· Ulusalcılar ya da
dingolar ‘Liboş’ filan deyip küçümseyebilir, karşı çıkabilir. Birand, her şeye
rağmen hakiki, profesyonel bir gazeteci idi. Kürt meselesinde yaptıkları öyle
sıradan işler değildi. Bir de sevimli bir ağabeyimizdi yahu…
1983-87 dönemi. Birand’la
ilk karşılaşmamız telefonda. Ben Londra’da BBC Türkçe Servisindeyim, o Brüksel
muhabiri. Böyle hep acelesi varmış gibi koşuşturan bir adam. Aynı zamanda çok
nazik, çok ince üstelik de hakiki. Kızlara ‘Şekerim’, erkeklere ‘Kuzum’ diye mi
hitap ederdi? Cana yakın. İşinde neredeyse kusursuz. Tam bir profesyonel.
Kendisi de
söyledi/yazdı: Brüksel mesleki olarak o dönem çok iyi bir gazetecilik başkenti.
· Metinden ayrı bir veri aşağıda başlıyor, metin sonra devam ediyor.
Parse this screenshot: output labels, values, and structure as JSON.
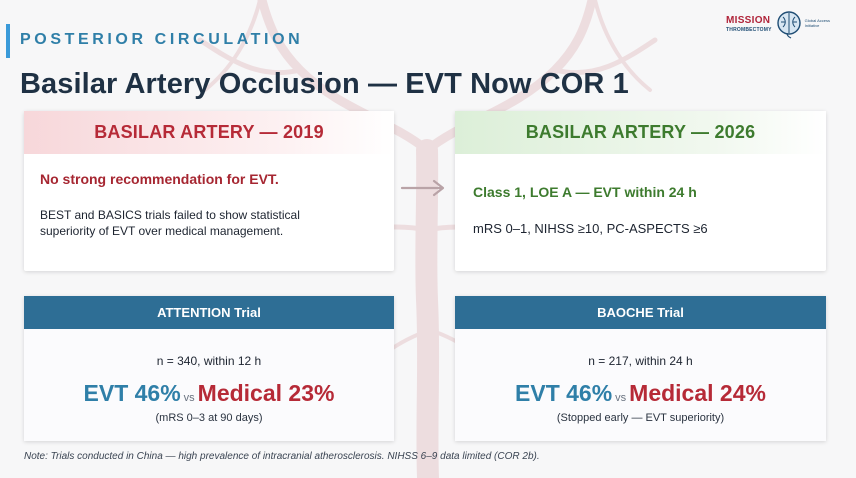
{
  "header": {
    "eyebrow": "POSTERIOR CIRCULATION",
    "title": "Basilar Artery Occlusion — EVT Now COR 1"
  },
  "logo": {
    "word": "MISSION",
    "sub": "THROMBECTOMY",
    "icon": "brain-icon",
    "tag": "Global Access Initiative"
  },
  "cards": {
    "y2019": {
      "heading": "BASILAR ARTERY — 2019",
      "lead": "No strong recommendation for EVT.",
      "body": "BEST and BASICS trials failed to show statistical superiority of EVT over medical management."
    },
    "y2026": {
      "heading": "BASILAR ARTERY — 2026",
      "lead": "Class 1, LOE A — EVT within 24 h",
      "body": "mRS 0–1, NIHSS ≥10, PC-ASPECTS ≥6"
    },
    "arrow_icon": "arrow-right-icon"
  },
  "trials": [
    {
      "name": "ATTENTION Trial",
      "n": "n = 340, within 12 h",
      "evt": "EVT 46%",
      "vs": "vs",
      "medical": "Medical 23%",
      "note": "(mRS 0–3 at 90 days)"
    },
    {
      "name": "BAOCHE Trial",
      "n": "n = 217, within 24 h",
      "evt": "EVT 46%",
      "vs": "vs",
      "medical": "Medical 24%",
      "note": "(Stopped early — EVT superiority)"
    }
  ],
  "footnote": "Note: Trials conducted in China — high prevalence of intracranial atherosclerosis. NIHSS 6–9 data limited (COR 2b).",
  "colors": {
    "accent": "#3a9ad9",
    "title": "#1f3144",
    "red": "#b62a37",
    "green": "#3d7b2e",
    "trial_header": "#2e6e95",
    "evt_blue": "#2f7fa8"
  }
}
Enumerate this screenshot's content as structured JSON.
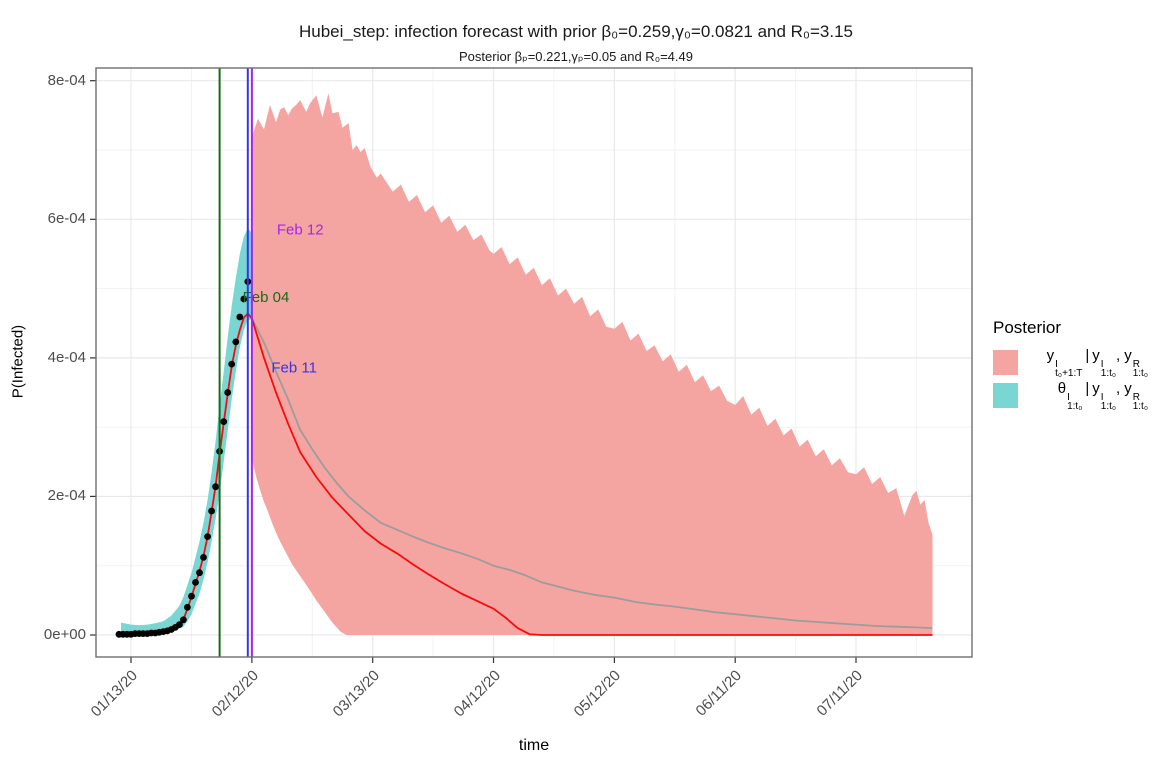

AB orada, Nato orada, memleket de Avrupa’nın göbeğinde. Bu coğrafi konumun
avantajı şu ki, olay olduğunda araba ya da trene atlayıp İngiltere,
Fransa, Hollanda, Almanya’ya filan hemen ulaşabiliyorsun. O zamanlar İnternet,
cep telefonu filan yok, televizyon var ama herkes sadece kendi ülkesindeki
kanalları izleyebiliyor. Belçika ise Avrupa’nın göbeğinde normal antenle
BBC’yi de çekiyor, ARD’yi de alıyor, TF1’i de görebiliyorsun.
20 yıl Brüksel’de
oturunca insan, yazılı basın kökenli olsa da, sadece TV kanallarını seyretse
bile, Birand gibi iyi bir televizyoncu oluyor, oldu da nitekim.
Birand çok boyutlu, çok
renkli bir sima olduğu için, bakıyorum medyaya, herkes acı-tatlı
olayları, anıları hatırlamış. Benim Birand’la, bir Galatasaraylı abim
olmasından, bir de Kürt meselesine duyduğu ilgi ve bu alandaki çalışmalarından
bağlantılarım var.
Birand, sadece her
hafta tribündeki yerini alması ya da şimdiki klüp başkanı Ünal Aysal’ın
sınıf arkadaşı olmasından ve klübün şirketlerinden birinde yöneticiliğe
getirilmesinin ötesinde hakiki bir Galatasaraylıdır. Pilavları aksatmaz. Son
sınıfta yatakhanede çekilen bir resimde pazularını gösteren erkek güzeli
konumundaki Birand o tavrını hep sürdürmüş. Başı dik, kendine güvenli, çünkü
çalışkan, çünkü hırslı, çünkü bir şeyler yapmak isteyen bir genç!
Birand, Türk medyasında
sadece bizim kendi içimize kapalı resmi habercilik dil ve yaklaşımını kırmakla
yetinmedi, 32. Gün’le daha TRT’de iken TV izleyicisinin gözlerini açtı, onlara
dış dünyayı tanıttı. Bence Birand’ın en önemli katkısı Kürt meselesindeki
tutumu. Kürtleri ve PKK’yi ordunun, resmi kaynakların ağzından/gözünden okuyan
yurttaşlara, PKK’yi, Kürtleri PKK’nin, Öcalan’ın ağzından/gözünden
aktardı. Yalçın Küçük’ün Sokak dergisinden yayınlanan söyleşisini bir kenara
koyarsak, Türkiye okurunu PKK ve Öcalan’la tanıştıran Birand olmuştu. Her ne
kadar bu ilk röportaj askeriyenin müdahalesi ile sansür edilse de… Birand’ın,
bizim sonradan öğrendiğimiz Kürt kökeniyle ilgisi yok bu röportajın. Birand,
sadece mesleki ilkelere saygıdan Bekaa’ya kadar gidip bu zor röportajı
gerçekleştirmişti.
Birand, ikinci kez
Apo’yla görüşmeye gittiğinde, 1991 Newroz’unda, ben de, o zamanlar Güneş
gazetesinde çalışan Halil Nebiler ile Öcalan’la röportaj yapmaya gitmiştim.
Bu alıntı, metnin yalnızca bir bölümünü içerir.